Os meus pais não puderam registar-me como Francisco, mas acabei mesmo... Chico
— Quando jogava no Cova da Piedade sentia-se diferente relativamente aos outros jogadores chineses da equipa?
— Não posso dizer que me sentia diferente em questões de trabalho, pois obviamente que o clube tinha um investidor que era chinês e tenho a aparência de chinês, apesar de ter nascido e crescido em Portugal. No entanto, sentia que isso era como um fardo, porque muitas vezes o critério de escolha ou até para as pessoas fora das quatro linhas que não me conheciam empurrava-me muito para esse grupo de jogadores que estavam no clube devido ao investidor.

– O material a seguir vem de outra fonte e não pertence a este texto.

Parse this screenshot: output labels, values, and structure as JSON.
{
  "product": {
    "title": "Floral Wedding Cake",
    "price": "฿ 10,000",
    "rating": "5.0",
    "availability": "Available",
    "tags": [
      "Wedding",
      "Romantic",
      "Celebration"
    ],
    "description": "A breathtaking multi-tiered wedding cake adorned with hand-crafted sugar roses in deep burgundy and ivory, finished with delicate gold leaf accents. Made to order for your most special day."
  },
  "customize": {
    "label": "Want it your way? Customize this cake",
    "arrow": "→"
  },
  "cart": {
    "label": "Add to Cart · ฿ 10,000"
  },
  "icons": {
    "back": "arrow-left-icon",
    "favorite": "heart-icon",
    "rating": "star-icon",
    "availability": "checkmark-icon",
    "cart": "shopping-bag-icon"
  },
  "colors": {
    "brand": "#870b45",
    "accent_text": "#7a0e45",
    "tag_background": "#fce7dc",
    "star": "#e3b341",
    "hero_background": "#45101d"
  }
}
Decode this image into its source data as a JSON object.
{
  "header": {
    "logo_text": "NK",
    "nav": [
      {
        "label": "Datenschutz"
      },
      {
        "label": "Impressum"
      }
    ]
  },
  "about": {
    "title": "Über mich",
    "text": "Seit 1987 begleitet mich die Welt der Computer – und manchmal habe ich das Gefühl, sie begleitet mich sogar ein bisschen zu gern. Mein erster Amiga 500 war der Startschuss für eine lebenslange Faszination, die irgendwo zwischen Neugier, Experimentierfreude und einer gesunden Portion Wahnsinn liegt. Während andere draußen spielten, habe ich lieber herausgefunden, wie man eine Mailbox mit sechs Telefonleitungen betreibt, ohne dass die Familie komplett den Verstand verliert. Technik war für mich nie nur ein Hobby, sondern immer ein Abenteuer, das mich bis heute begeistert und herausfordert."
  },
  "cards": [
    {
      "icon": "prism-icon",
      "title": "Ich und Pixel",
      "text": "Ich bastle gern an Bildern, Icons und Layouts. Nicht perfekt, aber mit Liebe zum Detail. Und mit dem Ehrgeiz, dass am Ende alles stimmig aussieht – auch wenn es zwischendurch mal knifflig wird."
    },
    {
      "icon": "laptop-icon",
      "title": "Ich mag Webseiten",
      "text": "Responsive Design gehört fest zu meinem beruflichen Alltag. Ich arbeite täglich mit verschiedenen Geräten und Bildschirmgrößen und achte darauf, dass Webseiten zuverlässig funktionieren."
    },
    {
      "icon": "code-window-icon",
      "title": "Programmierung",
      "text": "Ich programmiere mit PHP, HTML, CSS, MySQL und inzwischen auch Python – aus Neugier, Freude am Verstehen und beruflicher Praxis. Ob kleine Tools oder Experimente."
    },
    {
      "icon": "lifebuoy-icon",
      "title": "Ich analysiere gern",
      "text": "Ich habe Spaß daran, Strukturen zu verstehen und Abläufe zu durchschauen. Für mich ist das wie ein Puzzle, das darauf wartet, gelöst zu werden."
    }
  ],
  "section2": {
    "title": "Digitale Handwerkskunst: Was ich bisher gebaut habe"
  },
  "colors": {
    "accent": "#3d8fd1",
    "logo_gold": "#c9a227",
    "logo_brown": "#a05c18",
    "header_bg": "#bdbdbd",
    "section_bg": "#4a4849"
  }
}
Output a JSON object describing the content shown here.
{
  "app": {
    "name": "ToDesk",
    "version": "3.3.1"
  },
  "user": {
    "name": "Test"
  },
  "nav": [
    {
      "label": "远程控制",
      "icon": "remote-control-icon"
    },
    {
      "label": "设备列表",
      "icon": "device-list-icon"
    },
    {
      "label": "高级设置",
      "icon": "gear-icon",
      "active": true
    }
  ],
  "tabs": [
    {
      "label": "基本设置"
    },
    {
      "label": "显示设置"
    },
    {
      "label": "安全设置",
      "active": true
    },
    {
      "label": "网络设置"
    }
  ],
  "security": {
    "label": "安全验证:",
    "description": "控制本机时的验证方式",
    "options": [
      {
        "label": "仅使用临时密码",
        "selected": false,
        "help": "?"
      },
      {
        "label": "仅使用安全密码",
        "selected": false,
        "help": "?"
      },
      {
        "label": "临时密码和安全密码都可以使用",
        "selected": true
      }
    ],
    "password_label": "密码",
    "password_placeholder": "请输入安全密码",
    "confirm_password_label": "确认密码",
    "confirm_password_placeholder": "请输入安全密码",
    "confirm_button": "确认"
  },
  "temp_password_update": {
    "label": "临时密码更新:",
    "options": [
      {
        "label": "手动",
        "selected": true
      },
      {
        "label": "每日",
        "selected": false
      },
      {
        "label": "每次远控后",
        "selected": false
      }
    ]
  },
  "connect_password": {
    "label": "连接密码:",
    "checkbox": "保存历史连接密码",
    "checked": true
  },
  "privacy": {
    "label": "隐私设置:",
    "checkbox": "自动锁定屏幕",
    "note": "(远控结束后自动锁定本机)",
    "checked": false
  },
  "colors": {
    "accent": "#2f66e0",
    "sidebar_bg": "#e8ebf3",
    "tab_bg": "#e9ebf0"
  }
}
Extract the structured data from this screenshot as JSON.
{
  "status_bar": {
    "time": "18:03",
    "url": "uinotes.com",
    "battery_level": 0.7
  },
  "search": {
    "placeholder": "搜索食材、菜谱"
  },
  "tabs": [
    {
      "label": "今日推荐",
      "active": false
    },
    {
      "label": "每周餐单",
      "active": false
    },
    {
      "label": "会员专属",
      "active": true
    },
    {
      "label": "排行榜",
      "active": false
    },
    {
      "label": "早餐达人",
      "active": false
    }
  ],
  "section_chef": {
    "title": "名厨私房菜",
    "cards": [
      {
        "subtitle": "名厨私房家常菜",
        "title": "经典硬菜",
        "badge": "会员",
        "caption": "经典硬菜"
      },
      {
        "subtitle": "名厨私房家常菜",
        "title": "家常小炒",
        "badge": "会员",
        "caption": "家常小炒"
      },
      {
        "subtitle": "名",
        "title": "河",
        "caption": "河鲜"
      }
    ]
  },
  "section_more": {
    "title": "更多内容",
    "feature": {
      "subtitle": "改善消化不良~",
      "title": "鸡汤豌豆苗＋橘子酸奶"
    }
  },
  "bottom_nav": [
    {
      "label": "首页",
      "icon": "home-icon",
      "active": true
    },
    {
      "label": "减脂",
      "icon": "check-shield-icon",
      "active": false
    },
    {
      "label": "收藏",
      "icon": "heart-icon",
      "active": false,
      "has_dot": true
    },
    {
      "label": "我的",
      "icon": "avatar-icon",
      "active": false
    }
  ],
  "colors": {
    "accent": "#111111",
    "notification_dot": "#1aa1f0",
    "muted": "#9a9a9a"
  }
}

Nasci em Portugal, mas no Cova da Piedade empurravam-me para o grupo dos chineses
— Subiu a pulso no Cova da Piedade depois de um percurso em clubes de escalões secundários, casos de Pescadores da Costa da Caparica ou Loures, começando pelos sub-23, na Liga Revelação. Como caracteriza esse período?
— Muito bom, aprendi bastante. Recordo-me de ter encontrado vários jogadores que hoje estão na Liga, um deles o Ricardo Mangas, que está agora no Sporting e na altura representava o Desportivo das Aves. Lembro-me que tive um duelo direto com ele, porque ele é lateral-esquerdo e embora eu também o seja nesse dia joguei adaptado a extremo-direito. Foi curioso. Não imaginava que ele pudesse chegar onde chegou e fico muito satisfeito por ter tido essa oportunidade.
— Acabou por realizar 21 jogos pela equipa principal. Uma boa experiência, certamente?
— Uma excelente memória que guardo para o resto da minha vida. Tive o privilégio de defrontar jogadores de topo e posso considerar que foi uma partida onde realmente me senti jogador. Na minha opinião, mostrei que não estava a jogar simplesmente porque era jogador do investidor mas sim porque merecia e acho que acabei por deixar uma boa imagem.
— Na época seguinte, rumou à China para jogar na Superliga, certo?
— Sim, mas não foi um período fácil. Muita gente não sabe, mas eu não falo a língua! Não falo mandarim, por ter nascido em Portugal. Quando cheguei ao aeroporto apresentando o passaporte chinês, nervoso e com algum receio, pois estávamos na era pós-Covid e o controlo de fronteiras era muito grande, disse, em inglês, que não sabia falar mandarim. Eles olharam para mim com cara muito chateada, do tipo: ‘este gajo chega aqui assim, deve estar a gozar com a minha cara’. Percebi que a situação ia descambar e então tive de ligar para cá.
— Conte lá o resto da história…
— Não me lembro bem de que horas eram lá, mas lembro-me que eram quatro da manhã aqui e liguei para a minha mãe, para traduzir o que eu estava a dizer… No clube a reação foi a mesma, muita estranheza. Se calhar, até pensaram que eu estaria a gozar ou a fingir, mas não, simplesmente não sabia mandarim, apesar de os meus pais saberem. É uma família do sul, de Guangzhou, onde se fala maioritariamente cantonês, um dialeto chinês. Aprendi algumas palavras em cantonês, mas a língua lá em casa sempre foi o português.